Drugmaker settles case on kickbacks to physicians

A drugmaker has agreed to pay $15.4 million to settle claims that a company it purchased lavished doctors with dinners and entertainment to encourage them to keep prescribing a drug as its price ballooned, under an agreement announced Wednesday by the U.S. Department of Justice.

Britain-based Mallinckrodt resolved kickback claims that were spelled out in a court filing earlier this year in Philadelphia. The claims pertain to actions from 2009 to 2013 by Questcor Pharmaceuticals, a company Mallinckrodt has since bought.

"When companies buy off doctors, patients suffer," William McSwain, U.S. attorney for the Eastern District of Pennsylvania, said in a statement.

The government says the company raised the price of a roughly 5-dose vial of Acthar, a gel used to treat conditions related to multiple sclerosis, lupus and other diseases, from $50 to $32,000 from 2001 through 2014.

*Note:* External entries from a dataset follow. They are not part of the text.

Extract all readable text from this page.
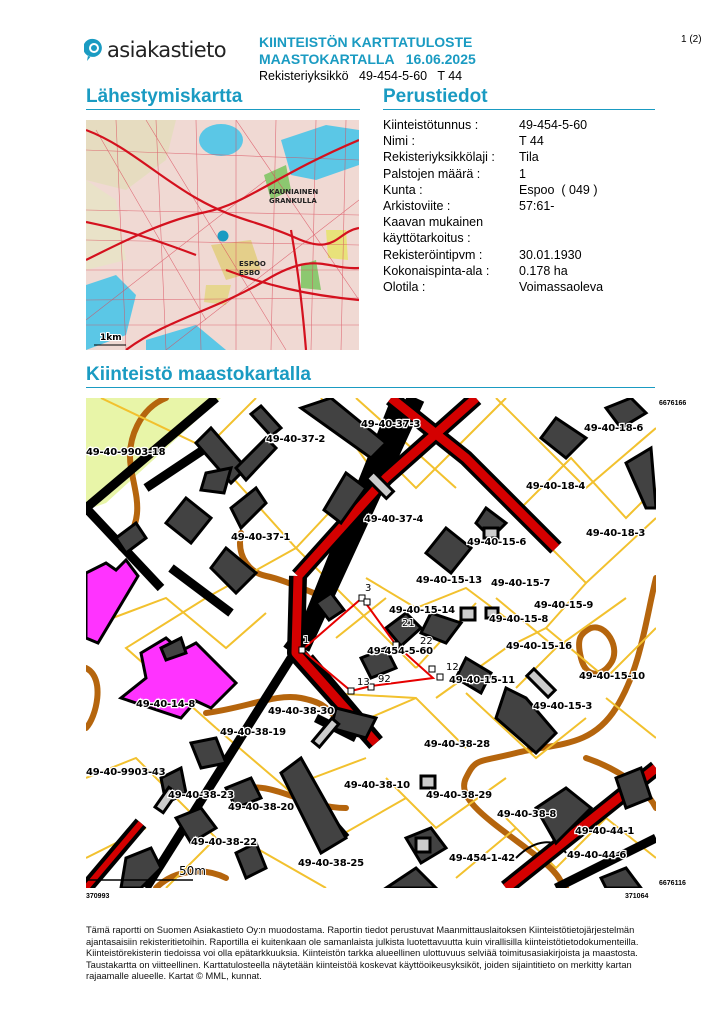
asiakastieto KIINTEISTÖN KARTTATULOSTE
MAASTOKARTALLA   16.06.2025
Rekisteriyksikkö   49-454-5-60   T 44
1 (2)
Lähestymiskartta	Perustiedot
Kiinteistö maastokartalla
KAUNIAINEN
GRANKULLA
ESPOO
ESBO
1km
Kiinteistötunnus :	49-454-5-60
Nimi :	T 44
Rekisteriyksikkölaji :	Tila
Palstojen määrä :	1
Kunta :	Espoo  ( 049 )
Arkistoviite :	57:61-
Kaavan mukainen
käyttötarkoitus :
Rekisteröintipvm :	30.01.1930
Kokonaispinta-ala :	0.178 ha
Olotila :	Voimassaoleva
1
3
21
22
12
92
13
49-40-9903-18
49-40-37-2
49-40-37-3	49-40-18-6
49-40-18-4
49-40-37-1
49-40-37-4
49-40-15-6
49-40-18-3
49-40-15-13 49-40-15-7
49-40-15-14	49-40-15-9
49-40-15-8
49-40-15-16
49-454-5-60
49-40-15-11	49-40-15-10
49-40-14-8
49-40-38-30	49-40-15-3
49-40-38-19
49-40-38-28
49-40-9903-43
49-40-38-10
49-40-38-23	49-40-38-29
49-40-38-20
49-40-38-8
49-40-44-1
49-40-38-22
49-40-38-25	49-454-1-42	49-40-44-6
50m
6676166
6676116
370993	371064
Tämä raportti on Suomen Asiakastieto Oy:n muodostama. Raportin tiedot perustuvat Maanmittauslaitoksen Kiinteistötietojärjestelmän ajantasaisiin rekisteritietoihin. Raportilla ei kuitenkaan ole samanlaista julkista luotettavuutta kuin virallisilla kiinteistötietodokumenteilla. Kiinteistörekisterin tiedoissa voi olla epätarkkuuksia. Kiinteistön tarkka alueellinen ulottuvuus selviää toimitusasiakirjoista ja maastosta. Taustakartta on viitteellinen. Karttatulosteella näytetään kiinteistöä koskevat käyttöoikeusyksiköt, joiden sijaintitieto on merkitty kartan rajaamalle alueelle. Kartat © MML, kunnat.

The company directed reporters to a statement from general counsel Mark Casey: "We are pleased to have conclusively resolved and put this Questcor matter behind us," he said.

The deal does not resolve other claims by the government, also filed in June, alleging the company used a charity to subsidize Medicare patients' copayments for Acthar to allow it to keep raising prices.

Whistleblowers are to receive nearly $3 million for their role in bringing the case to light.